The Colusa County Board of Supervisors on Tuesday agreed to rent Atwood Hall at the Colusa County Fairground for the next few months in order for Public Health to establish a semi-permanent vaccination clinic that will not require repeated set up or tear down. The first open clinic for about 170 residents 65 and older was held on Wednesday. Future clinics will be scheduled each Wednesday and Friday as vaccine allocation and inventory allows. Teachers and remaining health care workers will receive their second doses of the vaccine on Saturday.
After April 1, vaccination will be open to anyone, but only if doses are available.
“The state is moving to change vaccine distribution to counties and is requiring counties to participate in the Third Party Administrator through Blue Shield for vaccine distribution, and are requiring counties to participate in the My Turn online software the state has created,” Kelly said. “The state’s intent is to ensure that come April 1, anyone wanting the vaccine, no matter their county of residence, no matter their age, no matter their working sector can get vaccinated, thereby making county boundaries no longer relevant, nor age groups.”
Until then, Colusa County residents 65 and older are encouraged to log onto www.countyofcolusa.org/949/Vaccine to schedule their appointments as the clinics are established.
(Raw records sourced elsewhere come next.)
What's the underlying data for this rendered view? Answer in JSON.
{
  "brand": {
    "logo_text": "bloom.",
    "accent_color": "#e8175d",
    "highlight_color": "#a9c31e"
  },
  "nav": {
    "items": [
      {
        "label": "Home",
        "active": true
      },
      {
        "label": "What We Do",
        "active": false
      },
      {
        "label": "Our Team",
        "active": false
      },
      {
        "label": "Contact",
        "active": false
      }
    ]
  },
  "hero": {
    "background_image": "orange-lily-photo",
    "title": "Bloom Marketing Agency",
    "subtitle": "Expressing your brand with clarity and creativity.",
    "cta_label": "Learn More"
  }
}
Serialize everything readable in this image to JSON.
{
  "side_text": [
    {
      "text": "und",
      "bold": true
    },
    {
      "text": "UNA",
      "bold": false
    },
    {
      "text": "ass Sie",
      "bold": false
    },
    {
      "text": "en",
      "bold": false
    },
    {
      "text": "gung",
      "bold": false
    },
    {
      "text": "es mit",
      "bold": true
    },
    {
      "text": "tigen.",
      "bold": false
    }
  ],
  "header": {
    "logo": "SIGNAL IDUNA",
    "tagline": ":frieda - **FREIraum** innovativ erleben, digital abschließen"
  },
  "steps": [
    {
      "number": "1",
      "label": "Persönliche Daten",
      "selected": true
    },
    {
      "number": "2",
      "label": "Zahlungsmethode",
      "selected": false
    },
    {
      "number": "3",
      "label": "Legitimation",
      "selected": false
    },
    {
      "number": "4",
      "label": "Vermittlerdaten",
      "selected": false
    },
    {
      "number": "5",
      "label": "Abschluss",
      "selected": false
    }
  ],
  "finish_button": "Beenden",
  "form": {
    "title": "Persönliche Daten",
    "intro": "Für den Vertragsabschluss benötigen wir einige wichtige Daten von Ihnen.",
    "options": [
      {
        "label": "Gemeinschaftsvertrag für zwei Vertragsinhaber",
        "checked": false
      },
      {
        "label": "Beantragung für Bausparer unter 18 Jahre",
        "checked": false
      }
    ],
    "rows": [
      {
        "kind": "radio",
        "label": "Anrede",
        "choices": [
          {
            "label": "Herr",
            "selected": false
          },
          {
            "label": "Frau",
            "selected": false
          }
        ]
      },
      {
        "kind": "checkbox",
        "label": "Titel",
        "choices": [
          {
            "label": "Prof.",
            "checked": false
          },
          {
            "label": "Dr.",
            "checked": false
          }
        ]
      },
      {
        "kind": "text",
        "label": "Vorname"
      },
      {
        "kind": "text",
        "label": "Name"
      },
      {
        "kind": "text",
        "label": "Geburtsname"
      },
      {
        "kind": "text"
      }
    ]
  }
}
A phone line has also been established to assist those without access to the internet and Spanish speaking: (530) 458-0382. The county will schedule an appointment for the second dose of Pfizer and Modena vaccines when the first shot is given.
Currently, Colusa County receives an average 200 doses every 10-days, and Kelly expects Colusa County’s allocations to remain low, even after April 1, when people from other counties, such as Sacramento, could schedule to get a vaccine in Colusa.
“But that does not mean we will get increased vaccines,” Kelly said. “Just to be clear, that does not equate to the same.”
California is also expected to receive allocations of Johnson & Johnson’s vaccine, which the Food and Drug Administration recently approved.
“We are still waiting to hear on that vaccine allocation for the county,” Kelly reported. “Johnson & Johnson, as you recall, is single doses.”
As of Tuesday, Colusa County received 3,800 doses of vaccine, with 1,370 issued to health care providers, and 1,202 administered by Public Health.